Donald Trump can have his poll lead. The real race in New Hampshire, at the moment, is a fight to be the Not-Trump.
Former Florida Gov. Jeb Bush, New Jersey Gov. Chris Christie, Florida Sen. Marco Rubio and Texas Sen. Ted Cruz are clustered together in the polls. The quartet of skilled campaigners is increasingly sharp with their attacks, jockeying for advantage over the other.
Meantime, Ohio Gov. John Kasich is hanging back, hoping that feud will leave them all damaged and give him enough time to continue his slow rise.
In close quarters, the Not-Trumps are sparring on their records and temperament, their vision for the country and their ability to defeat likely Democratic nominee Hillary Clinton. In New Hampshire, these arguments are repeated almost hourly as the campaign hits its final sprint ahead of the state’s Feb. 9 primary.
“He signed anti-gun legislation,” Bush said of Christie. Christie fired back in a Fox News interview: “Does he think people on the terrorist watch list should be able to purchase guns? I do not.” Rubio is telling voters that Cruz is naive in his plans to carpet bomb ISIS and make the sands there glow in the dark: “Talk is cheap, though, because that stuff costs money. You can’t carpet bomb if you don’t have an Air Force and if you don’t have bombs.” And Cruz rumbled through Iowa on a marathon bus tour, his spokesman mocked Rubio’s shoe choices: “A vote for Marco Rubio is a vote for men’s high-heeled booties.”
And that’s not to mention the millions of dollars in television ads from the candidates and their friends at the super PAC that are unavoidable on New Hampshire airwaves.
Read More: Jeb Bush Cuts TV Ad Buys, Redeploys Staff to New Hampshire
The fight comes as voters are starting to pay attention to the race, and, as is typical in New Hampshire, remarkably few have made a final decision about who will get their support. It’s making for a messy last month of campaigning after almost a year of remarkable détente.

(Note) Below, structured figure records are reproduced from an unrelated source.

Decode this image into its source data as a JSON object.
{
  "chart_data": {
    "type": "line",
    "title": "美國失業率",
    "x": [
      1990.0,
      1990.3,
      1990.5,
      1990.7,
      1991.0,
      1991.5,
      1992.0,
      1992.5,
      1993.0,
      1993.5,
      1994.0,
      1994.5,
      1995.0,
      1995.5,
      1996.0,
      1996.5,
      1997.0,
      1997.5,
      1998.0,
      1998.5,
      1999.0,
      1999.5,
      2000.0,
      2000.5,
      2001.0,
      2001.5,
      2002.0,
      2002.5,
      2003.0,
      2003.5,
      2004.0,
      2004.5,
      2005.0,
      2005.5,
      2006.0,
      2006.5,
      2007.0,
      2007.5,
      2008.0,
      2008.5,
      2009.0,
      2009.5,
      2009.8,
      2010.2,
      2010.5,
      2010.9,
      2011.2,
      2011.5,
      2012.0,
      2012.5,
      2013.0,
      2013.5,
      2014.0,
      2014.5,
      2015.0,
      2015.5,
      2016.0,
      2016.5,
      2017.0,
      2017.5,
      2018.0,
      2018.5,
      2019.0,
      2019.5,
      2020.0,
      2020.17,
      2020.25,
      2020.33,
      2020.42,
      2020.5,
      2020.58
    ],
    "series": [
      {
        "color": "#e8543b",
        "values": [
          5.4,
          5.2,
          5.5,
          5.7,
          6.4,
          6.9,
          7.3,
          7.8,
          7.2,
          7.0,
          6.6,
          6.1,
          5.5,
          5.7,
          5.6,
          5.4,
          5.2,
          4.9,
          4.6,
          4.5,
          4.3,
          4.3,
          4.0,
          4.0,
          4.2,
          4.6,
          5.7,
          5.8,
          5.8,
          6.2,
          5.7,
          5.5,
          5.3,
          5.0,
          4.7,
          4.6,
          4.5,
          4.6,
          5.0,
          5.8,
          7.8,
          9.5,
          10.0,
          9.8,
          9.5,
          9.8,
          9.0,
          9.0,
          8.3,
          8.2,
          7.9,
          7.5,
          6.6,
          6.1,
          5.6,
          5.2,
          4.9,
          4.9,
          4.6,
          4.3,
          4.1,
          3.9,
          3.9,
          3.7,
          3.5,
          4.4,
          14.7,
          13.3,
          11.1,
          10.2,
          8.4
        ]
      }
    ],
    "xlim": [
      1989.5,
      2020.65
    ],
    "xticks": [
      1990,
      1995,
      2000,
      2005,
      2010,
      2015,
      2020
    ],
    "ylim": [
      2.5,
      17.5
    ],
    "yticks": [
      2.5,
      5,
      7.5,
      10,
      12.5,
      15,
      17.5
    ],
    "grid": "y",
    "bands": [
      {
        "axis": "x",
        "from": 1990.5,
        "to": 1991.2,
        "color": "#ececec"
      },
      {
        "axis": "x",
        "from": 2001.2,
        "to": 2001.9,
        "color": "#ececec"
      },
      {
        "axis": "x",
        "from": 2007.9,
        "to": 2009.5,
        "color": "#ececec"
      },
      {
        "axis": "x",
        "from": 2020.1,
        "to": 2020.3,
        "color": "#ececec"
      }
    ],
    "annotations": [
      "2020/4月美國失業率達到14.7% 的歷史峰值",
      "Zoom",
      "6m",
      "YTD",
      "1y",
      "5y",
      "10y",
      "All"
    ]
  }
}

The sparring is hardly unusual. Campaigns always turn brutal toward their ends. What stands out this year is the candid assessment among campaign managers and advisers, pollsters and aides that the target at this hour in New Hampshire isn’t the frontrunner. “Nothing we can do will take him out, so why waste our time on something that can’t do what it?” says one senior adviser to a hopeful. “When we talk about this race, we have to deal with Donald Trump separately,” says a peer in another campaign.
So that leaves Trump, the brash billionaire, to enjoy his place atop the pile of Republicans for the moment. His rivals are betting—praying, really—that voters will get serious and bring Trump’s polling advantage back to reality. “There is going to be a sobriety that kicks and people are going to take it seriously,” Bush said Tuesday night in Meredith, New Hampshire. “Our political system works.”

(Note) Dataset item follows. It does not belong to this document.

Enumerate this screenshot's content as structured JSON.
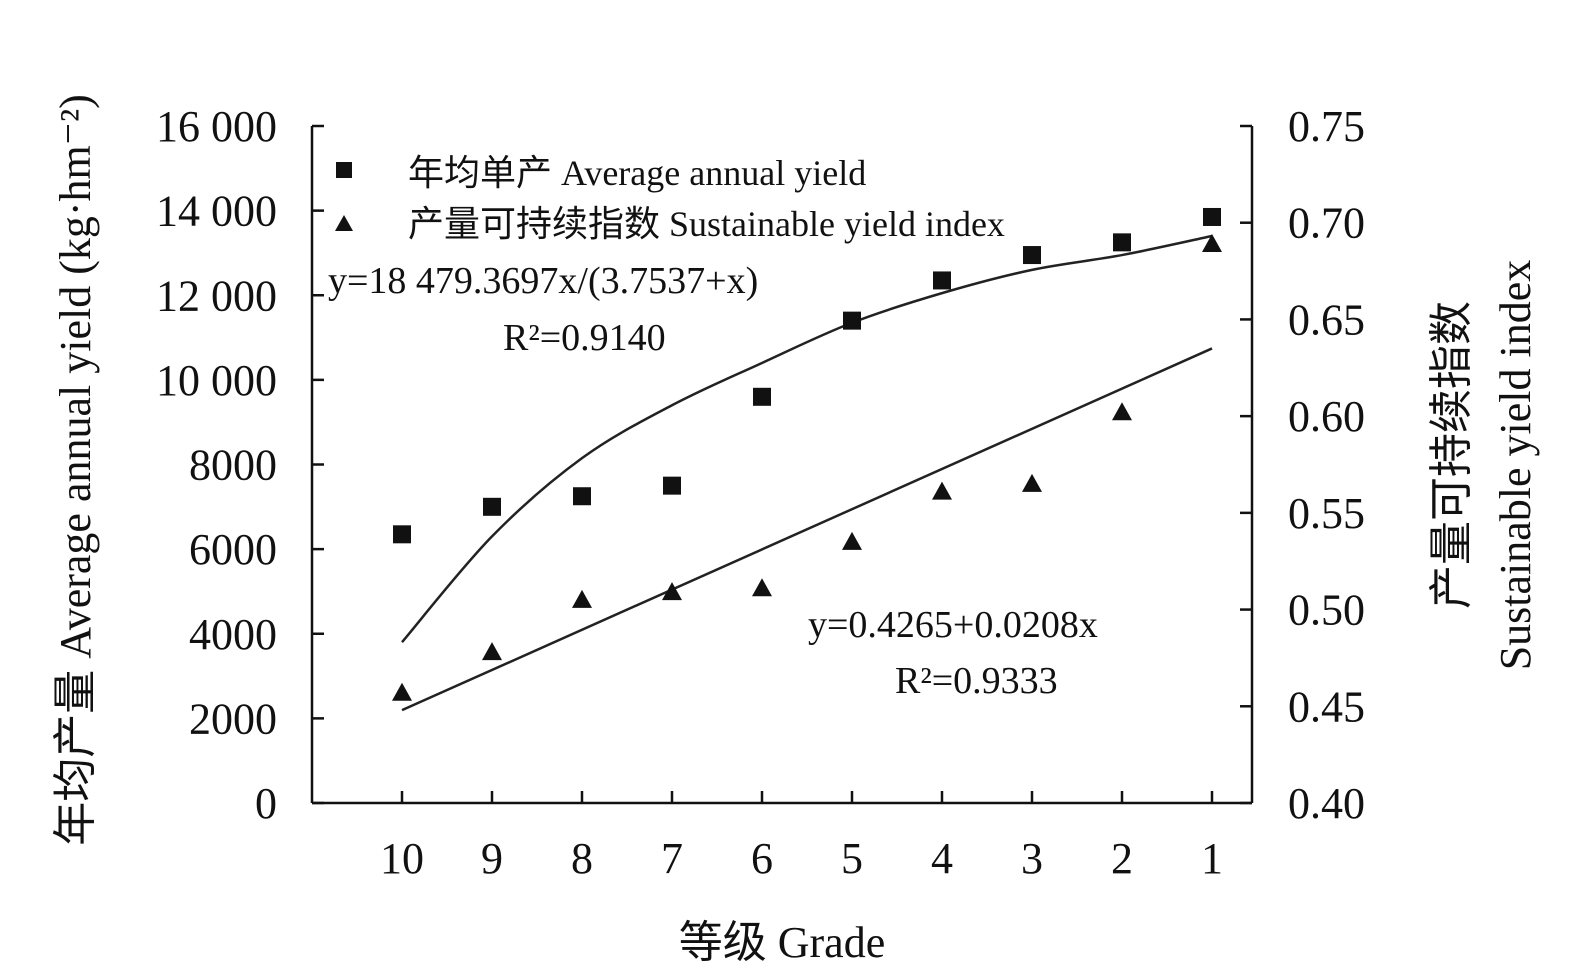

In a separate interview with the Washington Post, Bush said the race at this moment is against the Not-Trumps, not Trump himself. “Look, Trump’s the frontrunner and there’s a jump ball for second with five candidates, and that will be sorted out over the next few weeks,” he said.

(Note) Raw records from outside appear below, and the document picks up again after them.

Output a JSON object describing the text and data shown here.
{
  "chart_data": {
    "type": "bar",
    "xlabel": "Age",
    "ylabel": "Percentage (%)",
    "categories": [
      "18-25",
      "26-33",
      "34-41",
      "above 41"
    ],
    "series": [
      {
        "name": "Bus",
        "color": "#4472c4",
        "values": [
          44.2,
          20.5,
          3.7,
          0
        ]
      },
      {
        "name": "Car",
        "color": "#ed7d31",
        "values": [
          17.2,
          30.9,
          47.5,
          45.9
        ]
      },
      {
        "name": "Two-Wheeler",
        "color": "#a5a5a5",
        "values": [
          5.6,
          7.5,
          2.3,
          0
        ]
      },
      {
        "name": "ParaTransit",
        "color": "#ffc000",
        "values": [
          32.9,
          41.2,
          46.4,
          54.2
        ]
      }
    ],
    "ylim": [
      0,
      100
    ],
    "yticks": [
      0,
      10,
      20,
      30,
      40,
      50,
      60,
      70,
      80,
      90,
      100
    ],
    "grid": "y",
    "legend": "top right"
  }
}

That’s not to say Trump is getting a free pass from those who are chasing him in the polls. “We’re serious times and we need a serious candidate,” Bush said. “We’ve got a lot of yappers. We have a lot of talkers. People are really good at it.” Others are stepping up their Trump swipes, while Trump continues to mock and insult them. It’s a very good bet that The Donald will not be getting invites to cocktails after the next GOP debate, scheduled for next week in South Carolina.
None of this is improvised. The Not-Trump campaigns have their polling histories at hand. Leading in polls at this moment, a month before New Hampshire, is more often than not a liability. Leads are tough to defend, voters are fickle and New Hampshire’s voters are notoriously cranky Yankees. The challenge for those snapping at Trump’s heels will be to find a way to score an uptick in the polls and time it precisely. They don’t even need to defeat Trump, which might be impossible.
They just need to be one of the two or three chief Not-Trump candidates leaving New Hampshire. And the competition for the role is starting to get tougher.